更にお客様(購入者)案件数×契約数に分解できます。いろいろなプロモーションにより興味を引いてきた案件者(リード)に対して、購買意欲を高め、最終的に契約に導く最も有効な手段成約率です。デジタルマーケティングの世界では購買のトリガーなどとも言われています。
価格、おまけ、2次的な効果など、最後の一押し、購買のトリガーを考えることも売上拡大には大きく寄与します。
このように立案した目標数字に対して、それぞれがどのような比率で達成が可能なのかを明示すると、非常に説得力のある販売目標になると思います。

販売方法・スケジュール

ここまでできると概ね販売企画書の内容は完成しています。最後の仕上げは企画してきた製品をどのように売るかですね。BtoC企業だと、ここに最も時間が割かれそうですが、BtoB系製造業では対面(営業、または販売代理店)か、ネット(メルマガ、WEBサイト)かぐらいですね。
それでも製品情報を『だれが、どうやってお客様へ到達させる』かは重要なことであり、しっかりとしたスケジュールがひかれてなければなりません。
販売方法のコンテンツごとに担当納期が明記されたスケジュール販売企画書には必ず添えなければなりません。
ちなみにスケジュールを引く時のポイントは下記3点に留意した方がよいでしょう。
①ほとんどの製品の場合6か月以内(可能であれば3か月)
②対顧客・対社内・対仕入先に分ける
③担当者を明記する

進捗の確認方法(KPI)

販売企画書の最後に忘れがちなのは、その企画の進捗確認方法です。販売企画書が承認、通過したら、あとはひたすら実行し、振り返り進捗確認もないまま進めてしまうことはビジネスでは絶対にありえません。しかし実際は意外とそのような事業が散見します。
販売企画書には、GOAL(目的)だけでなく、細かくマイルストーンをおいて、今の状態が予定通りなのか、遅れているのかを認識する場を定期的に設け、そこで次への対策を立てて軌道修正するやり方も書き込んでおくことが必要です。
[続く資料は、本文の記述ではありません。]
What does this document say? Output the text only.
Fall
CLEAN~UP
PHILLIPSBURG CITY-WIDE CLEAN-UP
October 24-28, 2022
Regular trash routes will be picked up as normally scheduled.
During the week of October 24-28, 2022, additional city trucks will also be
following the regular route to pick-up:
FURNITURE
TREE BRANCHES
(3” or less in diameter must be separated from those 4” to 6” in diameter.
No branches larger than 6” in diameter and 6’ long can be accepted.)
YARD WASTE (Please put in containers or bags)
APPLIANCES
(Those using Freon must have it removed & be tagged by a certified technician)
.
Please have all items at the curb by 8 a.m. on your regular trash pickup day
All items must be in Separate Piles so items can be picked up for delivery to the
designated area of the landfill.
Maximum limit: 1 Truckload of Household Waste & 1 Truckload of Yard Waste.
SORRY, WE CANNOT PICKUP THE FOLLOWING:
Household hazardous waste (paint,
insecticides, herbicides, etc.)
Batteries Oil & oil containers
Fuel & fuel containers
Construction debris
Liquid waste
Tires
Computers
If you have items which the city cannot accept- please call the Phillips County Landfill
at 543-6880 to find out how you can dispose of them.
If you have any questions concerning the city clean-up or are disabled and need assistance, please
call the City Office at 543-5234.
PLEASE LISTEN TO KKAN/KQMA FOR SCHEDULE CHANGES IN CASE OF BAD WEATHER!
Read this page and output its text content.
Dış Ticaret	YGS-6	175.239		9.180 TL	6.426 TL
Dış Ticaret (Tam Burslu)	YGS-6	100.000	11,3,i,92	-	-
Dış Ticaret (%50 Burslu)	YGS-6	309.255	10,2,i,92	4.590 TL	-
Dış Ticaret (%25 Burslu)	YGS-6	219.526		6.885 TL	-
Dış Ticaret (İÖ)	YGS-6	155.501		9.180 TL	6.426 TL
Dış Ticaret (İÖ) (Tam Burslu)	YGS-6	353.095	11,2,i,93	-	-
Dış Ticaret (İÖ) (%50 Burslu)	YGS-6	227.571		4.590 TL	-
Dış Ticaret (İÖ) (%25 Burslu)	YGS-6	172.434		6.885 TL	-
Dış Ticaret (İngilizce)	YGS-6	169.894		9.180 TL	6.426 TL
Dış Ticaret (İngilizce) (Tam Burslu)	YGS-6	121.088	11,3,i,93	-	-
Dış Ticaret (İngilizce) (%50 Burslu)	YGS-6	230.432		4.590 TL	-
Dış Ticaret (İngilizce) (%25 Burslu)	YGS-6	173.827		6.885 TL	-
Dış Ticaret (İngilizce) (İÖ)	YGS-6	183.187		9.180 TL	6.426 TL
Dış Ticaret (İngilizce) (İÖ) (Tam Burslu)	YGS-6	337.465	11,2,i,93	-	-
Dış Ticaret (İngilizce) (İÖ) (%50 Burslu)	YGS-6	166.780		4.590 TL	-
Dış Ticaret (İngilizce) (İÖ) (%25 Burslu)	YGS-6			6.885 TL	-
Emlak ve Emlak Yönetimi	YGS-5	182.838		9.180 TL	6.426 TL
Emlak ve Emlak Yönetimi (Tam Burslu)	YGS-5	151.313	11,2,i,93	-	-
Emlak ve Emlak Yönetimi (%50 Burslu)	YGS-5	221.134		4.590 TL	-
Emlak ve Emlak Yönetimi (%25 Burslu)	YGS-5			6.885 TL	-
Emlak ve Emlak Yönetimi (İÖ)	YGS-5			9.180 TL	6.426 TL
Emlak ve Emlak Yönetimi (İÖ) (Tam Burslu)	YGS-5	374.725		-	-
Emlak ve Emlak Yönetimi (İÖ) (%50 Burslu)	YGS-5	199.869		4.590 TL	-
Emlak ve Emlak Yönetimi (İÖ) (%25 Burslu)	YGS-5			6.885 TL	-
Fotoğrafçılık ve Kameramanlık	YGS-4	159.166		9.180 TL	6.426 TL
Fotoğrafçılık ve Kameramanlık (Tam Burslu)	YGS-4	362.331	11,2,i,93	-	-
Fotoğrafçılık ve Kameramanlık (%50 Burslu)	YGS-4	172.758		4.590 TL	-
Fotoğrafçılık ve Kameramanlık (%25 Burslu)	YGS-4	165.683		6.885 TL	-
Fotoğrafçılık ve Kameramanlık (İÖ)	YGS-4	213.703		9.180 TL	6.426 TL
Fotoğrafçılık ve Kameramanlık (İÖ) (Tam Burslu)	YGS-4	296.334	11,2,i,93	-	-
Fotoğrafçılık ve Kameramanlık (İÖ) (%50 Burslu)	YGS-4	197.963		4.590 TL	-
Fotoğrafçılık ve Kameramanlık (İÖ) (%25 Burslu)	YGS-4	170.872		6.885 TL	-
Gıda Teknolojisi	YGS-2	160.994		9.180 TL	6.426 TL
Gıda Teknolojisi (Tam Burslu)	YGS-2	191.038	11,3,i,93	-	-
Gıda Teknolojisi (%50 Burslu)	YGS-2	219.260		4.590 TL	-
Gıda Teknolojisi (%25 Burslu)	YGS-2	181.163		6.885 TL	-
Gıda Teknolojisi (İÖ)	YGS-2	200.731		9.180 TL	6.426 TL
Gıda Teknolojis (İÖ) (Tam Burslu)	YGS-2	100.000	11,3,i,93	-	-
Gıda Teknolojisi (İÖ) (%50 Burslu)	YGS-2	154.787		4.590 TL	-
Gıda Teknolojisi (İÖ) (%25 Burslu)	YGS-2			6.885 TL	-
ここまでの内容が販売企画書に記載されていれば、全てが一発承認になるわけではないでしょうが、少なくても販売企画書を投げつけられる!?ような事態にはならないと思います。
だいぶ前になりますが、こちらもほぼ同じようなテーマ『商品戦略の立案【第27回】』を投稿しています。良かったらこちらも一緒に読んでいただけると幸いです。

商品戦略の立案【第27回】
実践的な事業戦略の立案方法【第19回】の反響が大きかったので、かみ砕く意味で実際に新製品を販売していくとなった時に販売推進マネージャーがどのように計画を進めたらよいのか、これも過去の経験から説明したいと思います。BtoC系のメーカーであれ...

さて、今回はいかがでしたでしょうか?販売に携わっている部門は、多かれ少なかれ、このような販売企画書を作成する場面に遭遇するでしょう。こういった社内の企画書を短期間でロジカルに作成する能力は、今後はより一層重要なスキルになっていくと思います。業務の中で何回も作成してみて、経験値を上げてみて下さい。
では、今回はこれまでです。また次回、ごきげんよう!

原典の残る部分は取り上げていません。